Köpeklerde kalp kurdu hastalığının belirtileri
Kalp kurdu hastalığının ilk belirtileri genellikle geneldir ve tanımlanması zordur. Gerçekte, hastalık genellikle birçok köpekte tamamen asemptomatik olarak başlar. Ancak bu sinyaller, hayvanın vücudundaki solucan popülasyonu arttıkça yoğunlaşır.

Genel olarak köpeklerde kalp kurdu hastalığı ile ilişkili semptomlar şunlardır:
- Yorgunluk ve oyun oynama, koşma ve günlük aktiviteleri yapma isteğinin olmaması.
- Kilo kaybı ve iştah.
- Öksürük.
- Hızlandırılmış nefes alma hızı.
- Bayılma (fiziksel aktiviteden önce daha sık olma eğilimindedirler).
- Çöker.
- Ani ölüm.
Köpek kalp kurdu tedavisi
Köpek filaryazının tedavisi temel olarak hastalığın her köpeğin vücudundaki gelişimine bağlı olacaktır. Başka bir deyişle, solucan popülasyonu, büyüme durumu -parazit yükü- ve her bir hayvanın sağlık durumu.
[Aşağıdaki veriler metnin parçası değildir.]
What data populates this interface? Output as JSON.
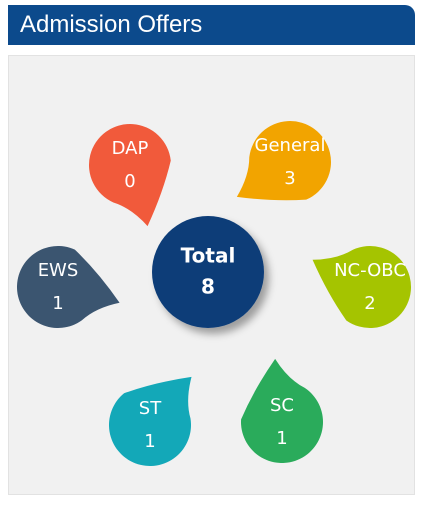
{
  "header": {
    "title": "Admission Offers"
  },
  "center": {
    "label": "Total",
    "value": 8,
    "color": "#0e3d78"
  },
  "petals": [
    {
      "name": "DAP",
      "value": 0,
      "color": "#f15a3b"
    },
    {
      "name": "General",
      "value": 3,
      "color": "#f2a400"
    },
    {
      "name": "EWS",
      "value": 1,
      "color": "#3b5570"
    },
    {
      "name": "NC-OBC",
      "value": 2,
      "color": "#a5c400"
    },
    {
      "name": "ST",
      "value": 1,
      "color": "#13a8b8"
    },
    {
      "name": "SC",
      "value": 1,
      "color": "#2aab5b"
    }
  ]
}
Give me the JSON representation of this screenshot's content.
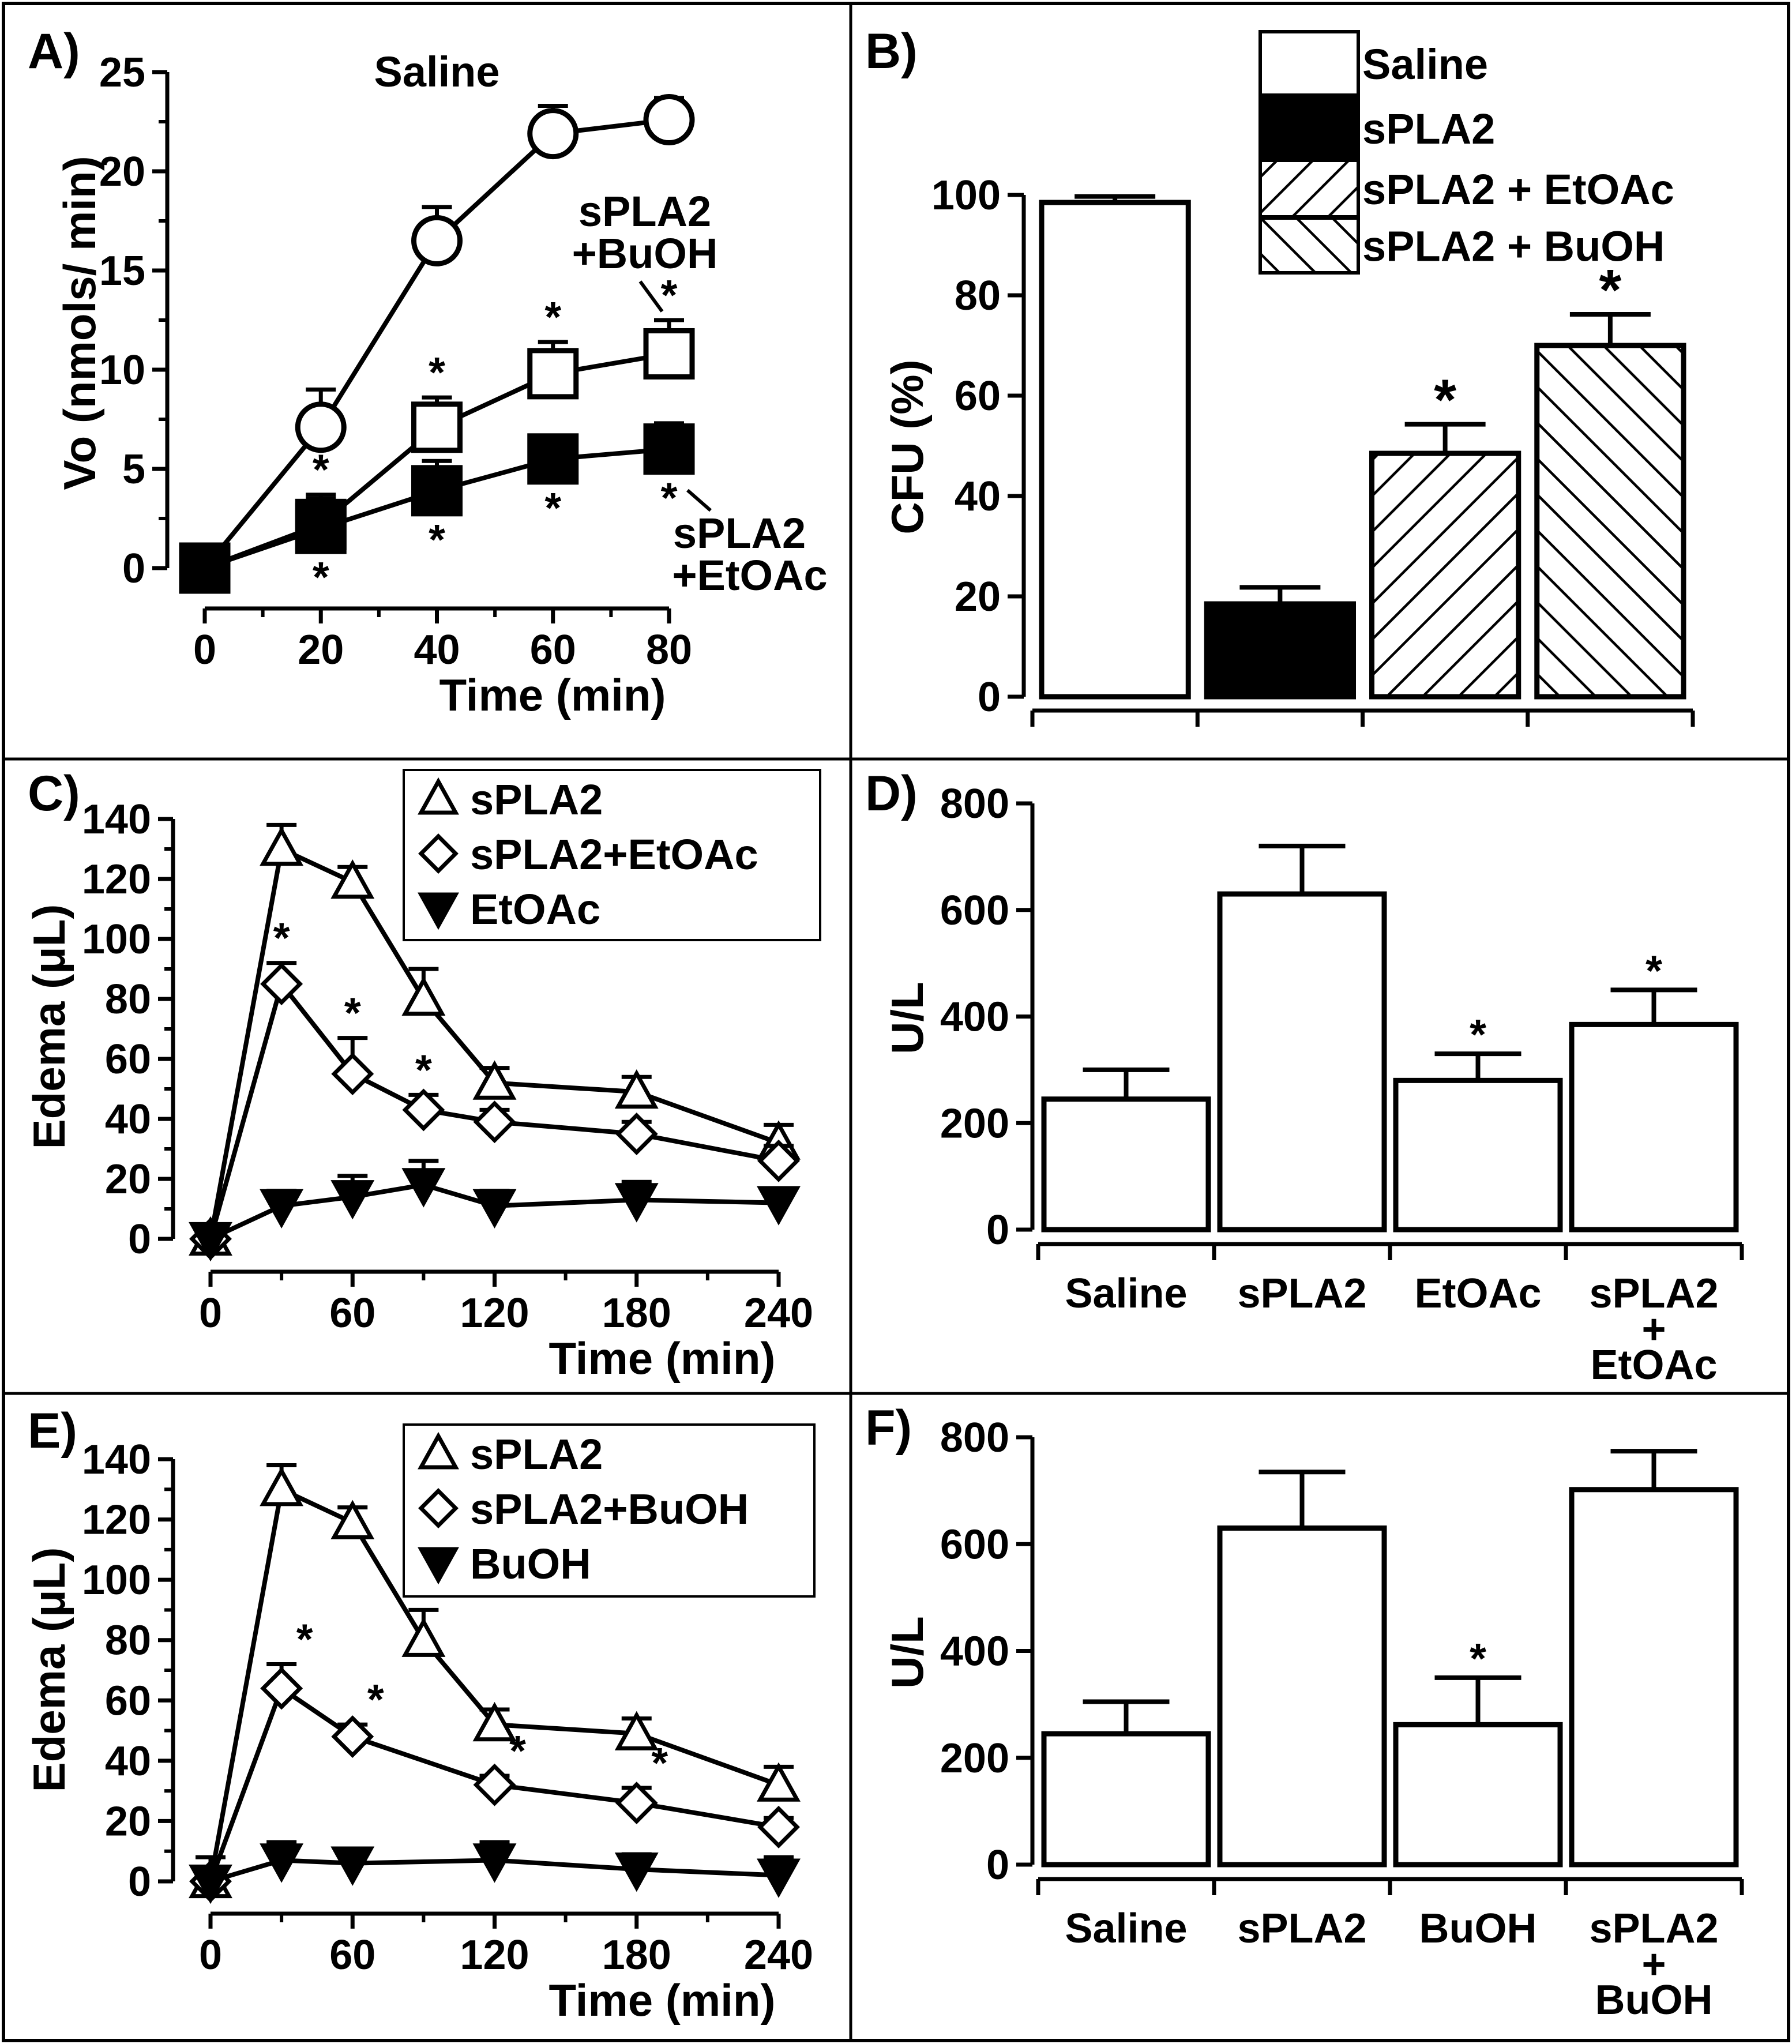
{
  "chart_data": [
    {
      "panel": "A)",
      "type": "line",
      "xlabel": "Time (min)",
      "ylabel": "Vo (nmols/ min)",
      "xlim": [
        0,
        80
      ],
      "ylim": [
        0,
        25
      ],
      "xticks": [
        0,
        20,
        40,
        60,
        80
      ],
      "yticks": [
        0,
        5,
        10,
        15,
        20,
        25
      ],
      "x": [
        0,
        20,
        40,
        60,
        80
      ],
      "series": [
        {
          "name": "Saline",
          "marker": "circle",
          "fill": "#ffffff",
          "values": [
            0,
            7.1,
            16.5,
            21.9,
            22.6
          ],
          "err": [
            0,
            1.9,
            1.7,
            1.4,
            1.1
          ]
        },
        {
          "name": "sPLA2\n+BuOH",
          "marker": "square",
          "fill": "#ffffff",
          "values": [
            0,
            2.2,
            7.1,
            9.8,
            10.8
          ],
          "err": [
            0,
            1.5,
            1.5,
            1.6,
            1.7
          ],
          "stars": [
            false,
            true,
            true,
            true,
            true
          ],
          "star_pos": "above"
        },
        {
          "name": "sPLA2\n+EtOAc",
          "marker": "square",
          "fill": "#000000",
          "values": [
            0,
            2.0,
            3.9,
            5.5,
            6.0
          ],
          "err": [
            0,
            1.5,
            1.5,
            1.0,
            1.3
          ],
          "stars": [
            false,
            true,
            true,
            true,
            true
          ],
          "star_pos": "below"
        }
      ]
    },
    {
      "panel": "B)",
      "type": "bar",
      "ylabel": "CFU (%)",
      "ylim": [
        0,
        100
      ],
      "yticks": [
        0,
        20,
        40,
        60,
        80,
        100
      ],
      "categories": [
        "Saline",
        "sPLA2",
        "sPLA2 + EtOAc",
        "sPLA2 + BuOH"
      ],
      "values": [
        98.5,
        18.5,
        48.5,
        70.0
      ],
      "err": [
        1.2,
        3.3,
        5.8,
        6.2
      ],
      "patterns": [
        "white",
        "black",
        "hatch-right",
        "hatch-left"
      ],
      "stars": [
        false,
        false,
        true,
        true
      ],
      "legend": [
        "Saline",
        "sPLA2",
        "sPLA2 + EtOAc",
        "sPLA2 + BuOH"
      ]
    },
    {
      "panel": "C)",
      "type": "line",
      "xlabel": "Time (min)",
      "ylabel": "Edema (μL)",
      "xlim": [
        0,
        240
      ],
      "ylim": [
        0,
        140
      ],
      "xticks": [
        0,
        60,
        120,
        180,
        240
      ],
      "yticks": [
        0,
        20,
        40,
        60,
        80,
        100,
        120,
        140
      ],
      "x": [
        0,
        30,
        60,
        90,
        120,
        180,
        240
      ],
      "legend": [
        "sPLA2",
        "sPLA2+EtOAc",
        "EtOAc"
      ],
      "series": [
        {
          "name": "sPLA2",
          "marker": "triangle-up",
          "fill": "#ffffff",
          "values": [
            0,
            130,
            119,
            80,
            52,
            49,
            32
          ],
          "err": [
            0,
            8,
            5,
            10,
            5,
            5,
            6
          ]
        },
        {
          "name": "sPLA2+EtOAc",
          "marker": "diamond",
          "fill": "#ffffff",
          "values": [
            0,
            85,
            55,
            43,
            39,
            35,
            26
          ],
          "err": [
            0,
            7,
            12,
            5,
            4,
            4,
            5
          ],
          "stars": [
            false,
            true,
            true,
            true,
            false,
            false,
            false
          ]
        },
        {
          "name": "EtOAc",
          "marker": "triangle-down",
          "fill": "#000000",
          "values": [
            0,
            11,
            14,
            18,
            11,
            13,
            12
          ],
          "err": [
            0,
            5,
            7,
            8,
            5,
            6,
            4
          ]
        }
      ]
    },
    {
      "panel": "D)",
      "type": "bar",
      "ylabel": "U/L",
      "ylim": [
        0,
        800
      ],
      "yticks": [
        0,
        200,
        400,
        600,
        800
      ],
      "categories": [
        "Saline",
        "sPLA2",
        "EtOAc",
        "sPLA2\n+\nEtOAc"
      ],
      "values": [
        245,
        630,
        280,
        385
      ],
      "err": [
        55,
        90,
        50,
        65
      ],
      "stars": [
        false,
        false,
        true,
        true
      ]
    },
    {
      "panel": "E)",
      "type": "line",
      "xlabel": "Time (min)",
      "ylabel": "Edema (μL)",
      "xlim": [
        0,
        240
      ],
      "ylim": [
        0,
        140
      ],
      "xticks": [
        0,
        60,
        120,
        180,
        240
      ],
      "yticks": [
        0,
        20,
        40,
        60,
        80,
        100,
        120,
        140
      ],
      "x": [
        0,
        30,
        60,
        90,
        120,
        180,
        240
      ],
      "legend": [
        "sPLA2",
        "sPLA2+BuOH",
        "BuOH"
      ],
      "series": [
        {
          "name": "sPLA2",
          "marker": "triangle-up",
          "fill": "#ffffff",
          "values": [
            0,
            130,
            119,
            80,
            52,
            49,
            32
          ],
          "err": [
            0,
            8,
            5,
            10,
            5,
            5,
            6
          ]
        },
        {
          "name": "sPLA2+BuOH",
          "x": [
            0,
            30,
            60,
            120,
            180,
            240
          ],
          "marker": "diamond",
          "fill": "#ffffff",
          "values": [
            0,
            64,
            48,
            32,
            26,
            18
          ],
          "err": [
            0,
            8,
            4,
            3,
            5,
            3
          ],
          "stars": [
            false,
            true,
            true,
            true,
            true,
            false
          ]
        },
        {
          "name": "BuOH",
          "x": [
            0,
            30,
            60,
            120,
            180,
            240
          ],
          "marker": "triangle-down",
          "fill": "#000000",
          "values": [
            0,
            7,
            6,
            7,
            4,
            2
          ],
          "err": [
            8,
            6,
            4,
            6,
            5,
            6
          ]
        }
      ]
    },
    {
      "panel": "F)",
      "type": "bar",
      "ylabel": "U/L",
      "ylim": [
        0,
        800
      ],
      "yticks": [
        0,
        200,
        400,
        600,
        800
      ],
      "categories": [
        "Saline",
        "sPLA2",
        "BuOH",
        "sPLA2\n+\nBuOH"
      ],
      "values": [
        245,
        630,
        262,
        702
      ],
      "err": [
        60,
        105,
        88,
        72
      ],
      "stars": [
        false,
        false,
        true,
        false
      ]
    }
  ]
}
Erken teşhis neredeyse her zaman prognozu iyileştirir ve tedavinin başarı şansını artırır. Bu nedenle, her zamanki görünümünde veya davranışında herhangi bir değişiklik tespit ettiğinizde en iyi arkadaşınızı veterinere götürmeniz önemlidir.
Köpeklerde kalp kurdu hastalığı önlenebilir mi?
Tüm köpekler, sahipleriyle harika anları paylaşırken dışarıda oynamayı ve eğlenmeyi sever. Ancak, bu dış faaliyetlerin sağlığınızı tehdit etmemesini sağlamalıyız. Kalp kurdunu önlemenin ilk önemli önlemi, en yakın arkadaşınızı sivrisinek ısırıklarından korumaktır.
Evcil hayvan dükkanlarında köpekler için özel olarak tasarlanmış böcek kovucuları zaten bulabiliyoruz. Uçucu yağlar (örneğin citronella), narenciye ve hindistancevizi yağı ile ev yapımı kovucular yapmak da mümkündür. Ama asla insanlara, evcil hayvanlara kovucu uygulamamalıyız.
Evcil hayvanımıza bağışıklık sistemini güçlendirmesini sağlayan tam ve dengeli beslenmeyi sağlamak da önemlidir. Güçlendirilmiş doğal savunmaya sahip bir köpek, her türlü patolojiye karşı daha az savunmasız olacaktır.